Раздосадованный от унижения, он формулировал свои мысли, как казалось ему, точно и зло. Лишь одна вещь при первых же словах поразила его: в своем голосе он опять уловил особую, авторитарную интонацию художника, а своей правой руке не мог помешать воспроизводить в воздухе столь характерные для него жесты. Собственно говоря, это был странный спор художника с художником, художника-мужчины с художником-мальчиком, художника с его взбунтовавшейся тенью. Яромил сознавал это и потому, чувствуя себя еще униженнее, пользовался все более хлесткими формулировками, дабы отомстить художнику за жесты и голос, которыми тот поработил его.
Художник дважды ответил Яромилу длинной тирадой, но в третий раз смолчал. Он разве что смотрел на него, жестко и строго, и Яромил уже знал, что больше никогда не посмеет войти в его мастерскую. Все молчали, пока наконец не заговорила дама с альтовым голосом (на этот раз она говорила, уже не склоняясь над ним, как сестра Изамбара над завшивленной головой Рембо, а скорее печально и пораженно отстраняясь от него): «Я не знаю ваших стихов, но, судя по тому, что слыхала о них, думаю, они вряд ли могли бы выйти при том режиме, который вы так решительно защищаете».
Яромил вспомнил о своем последнем стихотворении про двух стариков и об их последней любви; он понимал, что стихотворение, которое он безмерно любит, никогда не увидит свет в эпоху радостных лозунгов и агитационных стихов и, откажись он от него сейчас, он откажется от самого дорогого, что есть у него, откажется от своего единственного богатства, без которого он будет абсолютно одинок.
Но было еще нечто более ценное, чем его стихи; то, чего он был лишен, о чем мечтал и что было далеко, — его возмужалость; он знал, что она достижима только поступком и смелостью; и если эта смелость приведет к тому, что он будет покинут, покинут всем, что ему дорого, — возлюбленной, художником, даже собственными стихами, пусть так; он хочет быть смелым. И он сказал:
«Да, я знаю, что эти стихи для революции совершенно непригодны. Я сожалею об этом, потому что люблю их. Но моя жалость, увы, вовсе не аргумент против их непригодности».

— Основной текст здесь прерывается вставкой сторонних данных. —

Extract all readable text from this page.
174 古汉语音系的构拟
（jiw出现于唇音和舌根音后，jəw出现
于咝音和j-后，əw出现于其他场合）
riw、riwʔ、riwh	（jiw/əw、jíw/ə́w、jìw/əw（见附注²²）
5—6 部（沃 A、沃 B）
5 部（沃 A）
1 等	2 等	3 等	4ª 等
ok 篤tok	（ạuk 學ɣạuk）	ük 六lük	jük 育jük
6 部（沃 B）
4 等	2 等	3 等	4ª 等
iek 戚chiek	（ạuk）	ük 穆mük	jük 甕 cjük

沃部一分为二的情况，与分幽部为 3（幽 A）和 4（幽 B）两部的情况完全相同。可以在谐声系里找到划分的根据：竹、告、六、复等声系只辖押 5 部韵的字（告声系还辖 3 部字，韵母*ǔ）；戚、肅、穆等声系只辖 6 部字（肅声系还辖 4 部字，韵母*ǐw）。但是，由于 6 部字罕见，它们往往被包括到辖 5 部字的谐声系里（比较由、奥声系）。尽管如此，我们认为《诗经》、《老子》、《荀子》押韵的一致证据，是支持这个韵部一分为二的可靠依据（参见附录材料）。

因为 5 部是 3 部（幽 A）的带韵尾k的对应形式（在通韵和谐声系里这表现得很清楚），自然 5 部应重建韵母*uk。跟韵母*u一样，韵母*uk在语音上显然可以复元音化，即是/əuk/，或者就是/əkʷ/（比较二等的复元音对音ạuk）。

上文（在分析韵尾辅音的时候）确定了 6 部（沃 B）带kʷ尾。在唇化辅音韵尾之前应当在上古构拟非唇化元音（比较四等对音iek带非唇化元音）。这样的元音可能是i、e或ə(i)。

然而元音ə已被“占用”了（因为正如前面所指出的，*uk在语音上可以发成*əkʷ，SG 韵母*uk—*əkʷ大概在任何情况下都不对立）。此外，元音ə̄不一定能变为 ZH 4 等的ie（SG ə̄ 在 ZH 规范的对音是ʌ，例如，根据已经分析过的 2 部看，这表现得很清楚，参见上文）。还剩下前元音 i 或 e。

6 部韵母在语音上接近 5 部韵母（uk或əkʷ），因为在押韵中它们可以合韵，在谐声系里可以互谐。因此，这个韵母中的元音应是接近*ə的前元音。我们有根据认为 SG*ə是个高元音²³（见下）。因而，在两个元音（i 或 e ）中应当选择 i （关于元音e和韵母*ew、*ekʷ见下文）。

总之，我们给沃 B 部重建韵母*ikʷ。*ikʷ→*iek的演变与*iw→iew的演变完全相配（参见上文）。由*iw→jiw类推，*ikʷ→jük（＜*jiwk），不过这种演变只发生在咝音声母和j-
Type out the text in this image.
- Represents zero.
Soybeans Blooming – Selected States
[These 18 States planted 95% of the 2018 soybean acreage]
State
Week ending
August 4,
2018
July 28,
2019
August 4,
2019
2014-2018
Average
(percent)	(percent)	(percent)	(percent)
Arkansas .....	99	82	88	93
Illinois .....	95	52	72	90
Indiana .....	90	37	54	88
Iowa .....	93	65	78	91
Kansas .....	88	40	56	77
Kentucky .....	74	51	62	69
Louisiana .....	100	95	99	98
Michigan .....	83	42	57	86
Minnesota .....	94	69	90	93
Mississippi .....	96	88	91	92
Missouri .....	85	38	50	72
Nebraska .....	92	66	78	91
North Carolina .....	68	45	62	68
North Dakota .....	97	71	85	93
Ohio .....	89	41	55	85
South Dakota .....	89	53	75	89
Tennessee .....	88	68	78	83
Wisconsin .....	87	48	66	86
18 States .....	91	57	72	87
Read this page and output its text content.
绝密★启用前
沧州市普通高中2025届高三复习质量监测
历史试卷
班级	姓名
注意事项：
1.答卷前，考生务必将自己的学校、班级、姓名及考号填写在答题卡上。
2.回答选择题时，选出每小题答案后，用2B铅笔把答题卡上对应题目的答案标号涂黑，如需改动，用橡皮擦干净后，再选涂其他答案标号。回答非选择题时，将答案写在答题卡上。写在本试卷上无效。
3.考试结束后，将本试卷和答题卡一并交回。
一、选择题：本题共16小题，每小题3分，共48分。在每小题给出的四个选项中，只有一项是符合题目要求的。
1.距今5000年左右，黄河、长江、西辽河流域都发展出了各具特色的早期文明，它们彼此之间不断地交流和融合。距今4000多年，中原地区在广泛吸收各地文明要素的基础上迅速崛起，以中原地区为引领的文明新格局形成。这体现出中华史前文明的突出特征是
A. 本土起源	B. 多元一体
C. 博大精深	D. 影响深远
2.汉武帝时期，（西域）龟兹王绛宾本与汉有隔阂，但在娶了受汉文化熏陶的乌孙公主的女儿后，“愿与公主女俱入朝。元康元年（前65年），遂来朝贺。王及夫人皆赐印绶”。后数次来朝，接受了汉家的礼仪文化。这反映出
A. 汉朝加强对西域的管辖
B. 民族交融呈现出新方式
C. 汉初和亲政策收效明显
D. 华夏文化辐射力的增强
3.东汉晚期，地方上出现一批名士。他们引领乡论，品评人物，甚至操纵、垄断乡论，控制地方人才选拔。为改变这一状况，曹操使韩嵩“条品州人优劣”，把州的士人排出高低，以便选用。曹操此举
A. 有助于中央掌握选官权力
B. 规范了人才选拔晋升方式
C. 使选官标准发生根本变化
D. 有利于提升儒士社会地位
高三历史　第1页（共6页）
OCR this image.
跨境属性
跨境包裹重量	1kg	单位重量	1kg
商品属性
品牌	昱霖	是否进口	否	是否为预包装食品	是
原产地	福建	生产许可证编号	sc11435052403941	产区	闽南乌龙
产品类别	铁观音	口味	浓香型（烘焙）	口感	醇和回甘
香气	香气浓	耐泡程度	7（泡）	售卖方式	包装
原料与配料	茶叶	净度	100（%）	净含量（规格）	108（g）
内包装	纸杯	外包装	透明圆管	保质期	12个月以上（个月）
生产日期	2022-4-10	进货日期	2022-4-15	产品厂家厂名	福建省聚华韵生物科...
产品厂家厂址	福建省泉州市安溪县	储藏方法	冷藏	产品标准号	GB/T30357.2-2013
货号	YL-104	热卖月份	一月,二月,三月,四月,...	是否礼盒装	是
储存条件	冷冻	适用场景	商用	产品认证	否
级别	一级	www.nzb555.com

И снова воцарилась тишина, но чуть позже один из мужчин сказал: «Это ужасно», и он действительно содрогнулся, словно мороз пробежал у него по коже. Яромил почувствовал, что его слова вызвали у всех окружающих ужас, что, глядя на него, они видели перед собой живую гибель всего, что любили и ради чего жили.
Это было печально, но и прекрасно: Яромил на миг утратил ощущение своего ребячества.
26
Мамочка читала стихи, которые Яромил молча клал ей на стол, и сквозь них пыталась проникнуть в жизнь сына. Но если бы стихи говорили хоть ясным языком! Их искренность фальшива; они — сплошь загадки и намеки; мамочка знает, что голова сына забита женщинами, но она совершенно не знает, в каких он отношениях с ними.
Вот почему она однажды открыла ящик его письменного стола и стала в нем рыться, пока не нашла дневник. Опустившись на колени, мамочка взволнованно листала его; записи были лаконичны, и все-таки по ним она поняла, что у сына любовь; он обозначал ее лишь начальной прописной буквой, и потому вычитать, кто, собственно, эта женщина, ей так и не удалось; зато с пылкими подробностями, отвратительными для мамочки, было зафиксировано, где впервые они поцеловались, сколько раз они обошли парк, когда он впервые коснулся ее груди и когда — бедер.